Many biological problems are modelled as networks and network analysis played an important role in these researches. In recent years, Deng’s group and Xi’s group published a series papers in biological network analysis in top tier journals. In gene co-expression network analysis, Deng and his colleagues developed a vector based co-expression network construction method VCNet [Wang-Fang-Tang-Deng, Bioinformatics (2017)]. The unique advantage of this method is that such a method can deal with cases with less samples than the number of exons. This method is significantly more powerful than available methods. In metagenomics studies, one can only obtain relative abundance of different microbial communities and biologists are often interested in the correlation network of different microbial communities. This type of data is called the compositional data. However, direct application of traditional Pearson correlation to compositional data would lead to spurious correlation. In [Fang-Huang-Zhao-Deng, Bioinformatics (2016)], Deng and his collaborators have developed a lasso based method CCLasso that can directly estimate the correlation matrix of the latent absolute abundance value. This method can have wide applications in metagenomics studies. In another work [Yuan-Xi-Chen-Deng, Biometrika (2017)], Deng and Xi and their collaborators studied differential network and developed a new loss function called the D-trace loss for estimating the differential network. Many real biological networks change under different genetic and environmental conditions. Investigation of the differential network would help to gain insights into biological systems. In this work, Deng and Xi modelled the network as the Gaussian network and the difference network is modelled as the difference of two precision matrices. The paper showed that with the lasso penalty, under a number of regularity conditions, the D-trace loss function can give consistent estimators even if the network size increases as the sample size increases. An efficient algorithm was also developed based on the alternating direction method of multipliers.

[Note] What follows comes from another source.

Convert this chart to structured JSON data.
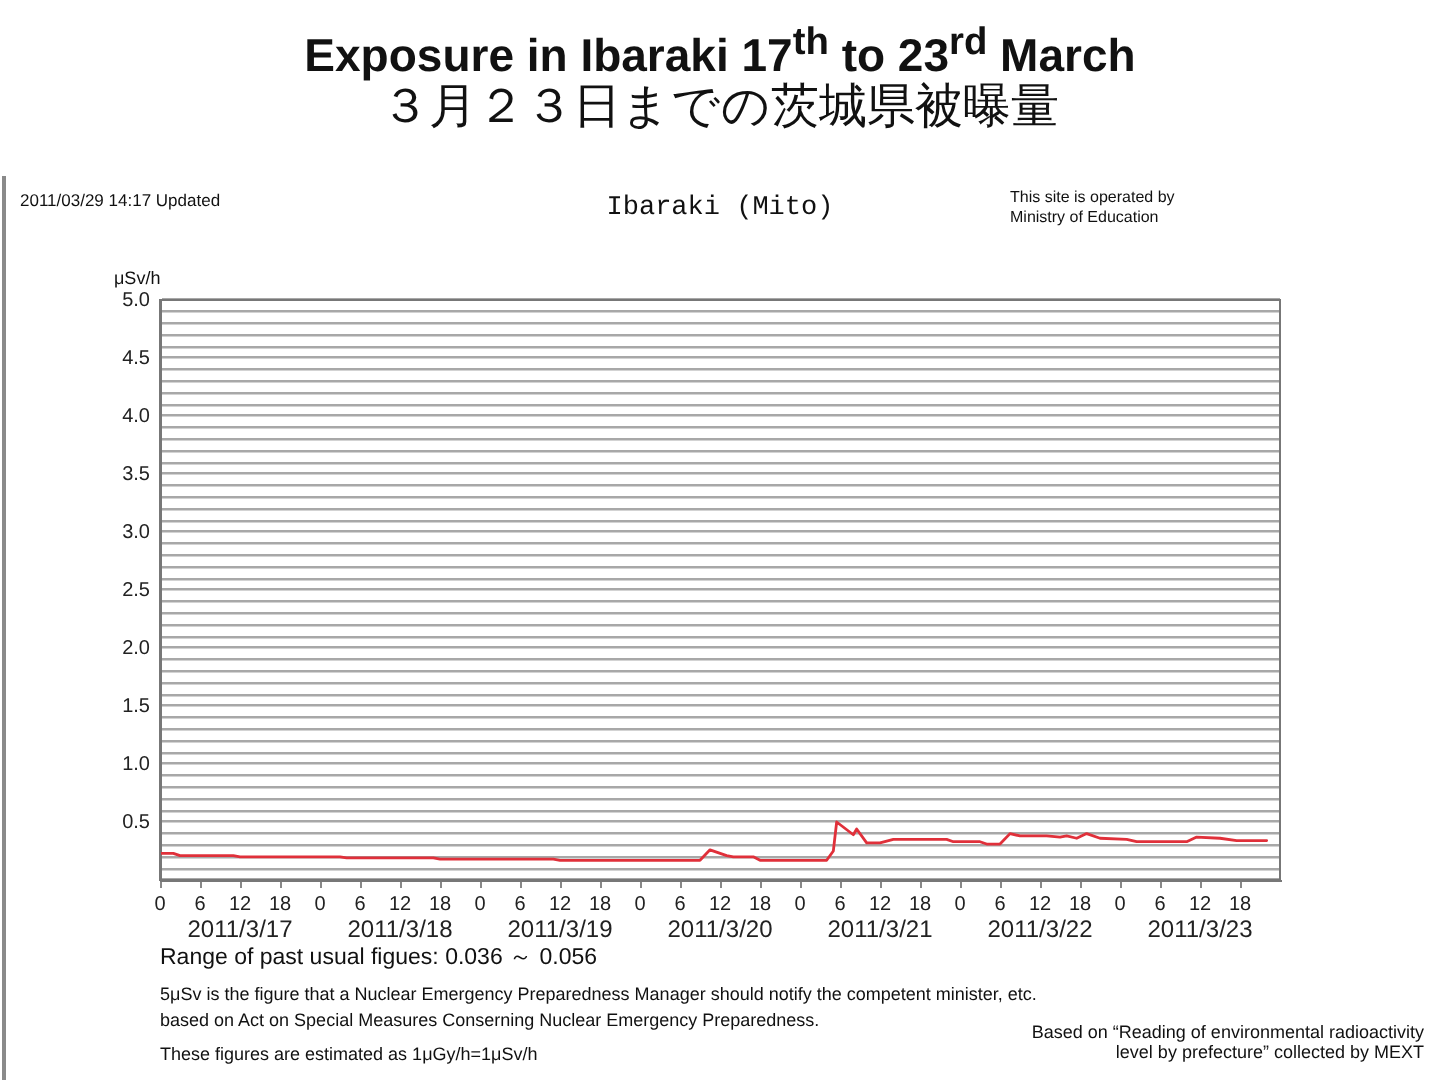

Researchers in Peking University also developed a series of statistical methods for genomics studies. All of these methods were published in top bioinformatics or computational biology journals. In [Wang-Zheng-Zhao-Deng, PG (2013)], Deng and his collaborators developed a new method for expression quantitative trait loci (eQTL) analysis. Unlike other early works, this work did not focus on the single genomic variation’s effect on gene expression. Instead, this work considered synergistic effect of pairs of genomic variations on gene expression and therefore can detect previously unexplored eQTL effects. The method is mainly based on a bi-variable model and an efficient screening statistics for computation speeding-up. In [Xi-Lee-Xia-Park, NAR (2016) and Xia-Liu-Deng-Xi, Bioinformatics (2016)], Xi and Deng and their collaborators developed new algorithms for detecting structural variations (SV) and copy number variations (CNV) based on high-throughput sequencing data. SVs and CNVs are wide spread in normal genomes as well as in diseased genomes. Accurate detection of SVs and CNVs is a critical step for biological and biomedical researches and clinical applications. In these two works, the authors developed two new algorithms called BIC-seq2 and SVmine for CNV and SV detection. These two methods are significantly superior in terms of sensitivity, specificity, detection resolution and replicability.